EVENT DELAYED UNTIL NEXT SEASON Ancient Sky-watchers – Archeoastronomy in New Mexico and the Southwest – James (Jim) Wysong, Ed.D.
Since prehistory, our ancestors have employed the sky as a clock, calendar, and a means for navigation and surveying. Mesoamerican cultures developed sophisticated and systematic practices of astronomical observations and measurement. Evidence suggests that the native people of the American Southwest were influenced by these neighboring cultures and incorporated some of this knowledge into their own astronomical practices. This talk will discuss evidence of the astronomical traditions of the indigenous cultures of the Southwest, including the Ancestral Puebloans, as well as the subsequent Puebloan cultures and the Southern Athabaskans.
Dr. James (Jim) Wysong
Dr.

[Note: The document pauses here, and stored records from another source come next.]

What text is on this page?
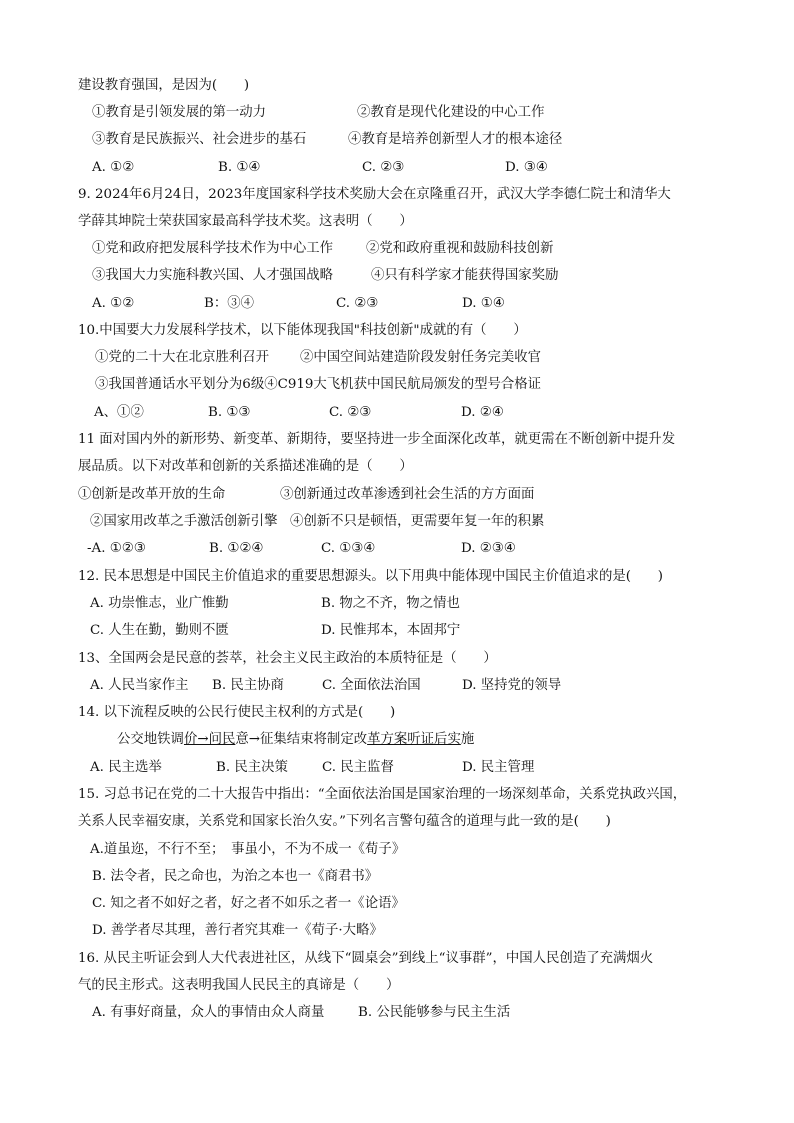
建设教育强国，是因为(　　)
①教育是引领发展的第一动力	②教育是现代化建设的中心工作
③教育是民族振兴、社会进步的基石	④教育是培养创新型人才的根本途径
A. ①②	B. ①④	C. ②③	D. ③④
9. 2024年6月24日，2023年度国家科学技术奖励大会在京隆重召开，武汉大学李德仁院士和清华大
学薛其坤院士荣获国家最高科学技术奖。这表明（　　）
①党和政府把发展科学技术作为中心工作 ②党和政府重视和鼓励科技创新
③我国大力实施科教兴国、人才强国战略	④只有科学家才能获得国家奖励
A. ①②	B：③④	C. ②③	D. ①④
10.中国要大力发展科学技术，以下能体现我国"科技创新"成就的有（　　）
①党的二十大在北京胜利召开 ②中国空间站建造阶段发射任务完美收官
③我国普通话水平划分为6级④C919大飞机获中国民航局颁发的型号合格证
A、①②	B. ①③	C. ②③	D. ②④
11 面对国内外的新形势、新变革、新期待，要坚持进一步全面深化改革，就更需在不断创新中提升发
展品质。以下对改革和创新的关系描述准确的是（　　）
①创新是改革开放的生命	③创新通过改革渗透到社会生活的方方面面
②国家用改革之手激活创新引擎 ④创新不只是顿悟，更需要年复一年的积累
-A. ①②③	B. ①②④	C. ①③④	D. ②③④
12. 民本思想是中国民主价值追求的重要思想源头。以下用典中能体现中国民主价值追求的是(　　)
A. 功崇惟志，业广惟勤	B. 物之不齐，物之情也
C. 人生在勤，勤则不匮	D. 民惟邦本，本固邦宁
13、全国两会是民意的荟萃，社会主义民主政治的本质特征是（　　）
A. 人民当家作主 B. 民主协商	C. 全面依法治国	D. 坚持党的领导
14. 以下流程反映的公民行使民主权利的方式是(　　)
公交地铁调价→问民意→征集结束将制定改革方案听证后实施
A. 民主选举	B. 民主决策	C. 民主监督	D. 民主管理
15. 习总书记在党的二十大报告中指出：“全面依法治国是国家治理的一场深刻革命，关系党执政兴国，
关系人民幸福安康，关系党和国家长治久安。”下列名言警句蕴含的道理与此一致的是(　　)
A.道虽迩，不行不至；　事虽小，不为不成一《荀子》
B. 法令者，民之命也，为治之本也一《商君书》
C. 知之者不如好之者，好之者不如乐之者一《论语》
D. 善学者尽其理，善行者究其难一《荀子·大略》
16. 从民主听证会到人大代表进社区，从线下“圆桌会”到线上“议事群”，中国人民创造了充满烟火
气的民主形式。这表明我国人民民主的真谛是（　　）
A. 有事好商量，众人的事情由众人商量	B. 公民能够参与民主生活
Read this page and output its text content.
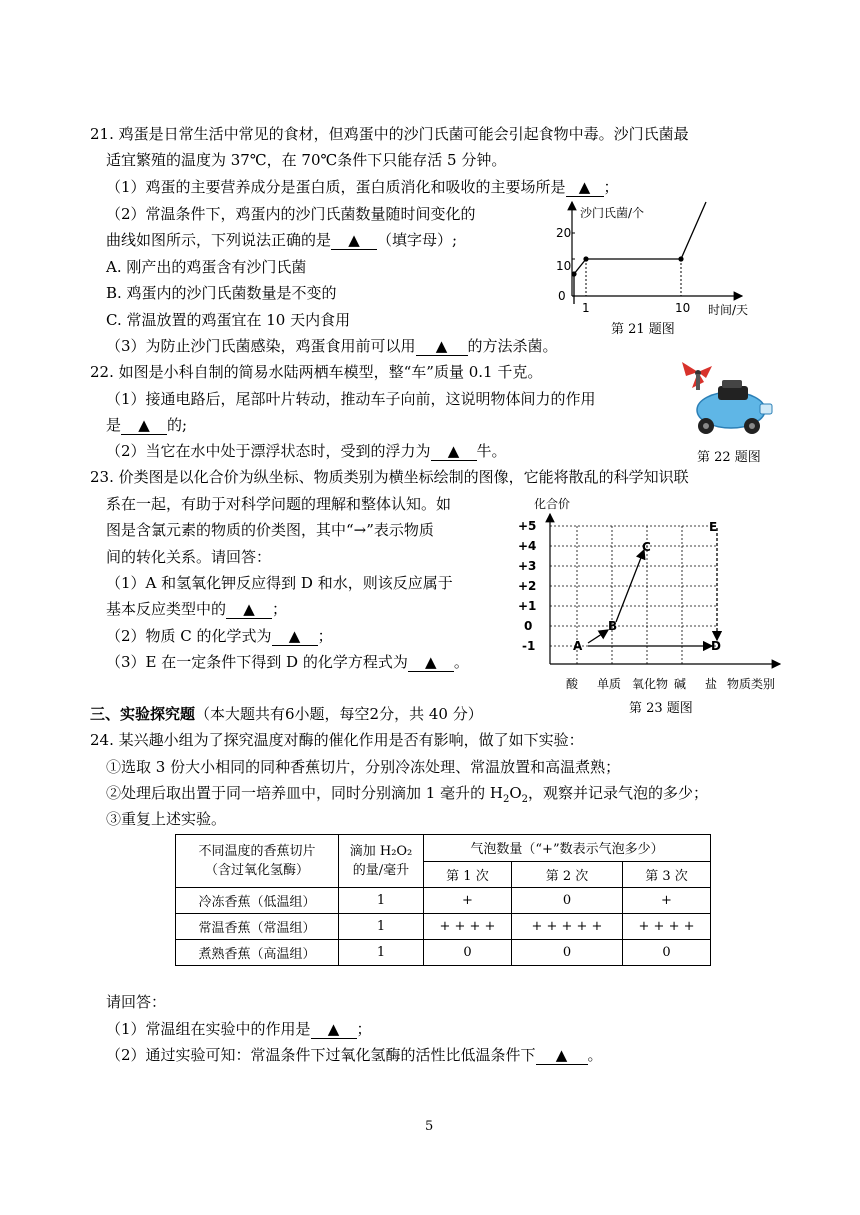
21. 鸡蛋是日常生活中常见的食材，但鸡蛋中的沙门氏菌可能会引起食物中毒。沙门氏菌最
适宜繁殖的温度为 37℃，在 70℃条件下只能存活 5 分钟。
（1）鸡蛋的主要营养成分是蛋白质，蛋白质消化和吸收的主要场所是 ▲ ；
（2）常温条件下，鸡蛋内的沙门氏菌数量随时间变化的
曲线如图所示，下列说法正确的是 ▲ （填字母）;
A. 刚产出的鸡蛋含有沙门氏菌
B. 鸡蛋内的沙门氏菌数量是不变的
C. 常温放置的鸡蛋宜在 10 天内食用
（3）为防止沙门氏菌感染，鸡蛋食用前可以用 ▲ 的方法杀菌。
沙门氏菌/个
20
10
0
1	10 时间/天
第 21 题图
22. 如图是小科自制的简易水陆两栖车模型，整“车”质量 0.1 千克。
（1）接通电路后，尾部叶片转动，推动车子向前，这说明物体间力的作用
是 ▲ 的;
（2）当它在水中处于漂浮状态时，受到的浮力为 ▲ 牛。	第 22 题图
23. 价类图是以化合价为纵坐标、物质类别为横坐标绘制的图像，它能将散乱的科学知识联
系在一起，有助于对科学问题的理解和整体认知。如
图是含氯元素的物质的价类图，其中“→”表示物质
间的转化关系。请回答：
（1）A 和氢氧化钾反应得到 D 和水，则该反应属于
基本反应类型中的 ▲ ；
（2）物质 C 的化学式为 ▲ ；
（3）E 在一定条件下得到 D 的化学方程式为 ▲ 。
化合价
+5
+4
+3
+2
+1
0
-1
酸 单质 氧化物 碱 盐 物质类别
A
B
C
D
E
第 23 题图
三、实验探究题（本大题共有6小题，每空2分，共 40 分）
24. 某兴趣小组为了探究温度对酶的催化作用是否有影响，做了如下实验：
①选取 3 份大小相同的同种香蕉切片，分别冷冻处理、常温放置和高温煮熟；
②处理后取出置于同一培养皿中，同时分别滴加 1 毫升的 $H_2O_2$，观察并记录气泡的多少；
③重复上述实验。
不同温度的香蕉切片
（含过氧化氢酶）	滴加 H₂O₂
的量/毫升	气泡数量（“+”数表示气泡多少）		
		第 1 次	第 2 次	第 3 次
冷冻香蕉（低温组）	1	+	0	+
常温香蕉（常温组）	1	+ + + +	+ + + + +	+ + + +
煮熟香蕉（高温组）	1	0	0	0
请回答：
（1）常温组在实验中的作用是 ▲ ；
（2）通过实验可知：常温条件下过氧化氢酶的活性比低温条件下 ▲ 。
5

James (Jim) Wysong is the Dean of the School of Liberal Arts and the School of Arts and Design at Santa Fe Community College, in Santa Fe, New Mexico. Dr. Wysong was a geosciences professor for twenty-five years before taking an administrative appointment. He was first introduced to Archeoastronomy at the University of South Florida by the late Robert Fuson, Ph.D., one of the founders of the discipline. Later, he participated in field work in the Yucatan and Central America with the late Ralph Robert Robbins, Jr., Ph.D., of the University of Texas at Austin. Dr. Wysong is an experienced pilot, photographer, and lover of New Mexico’s natural and cultural history.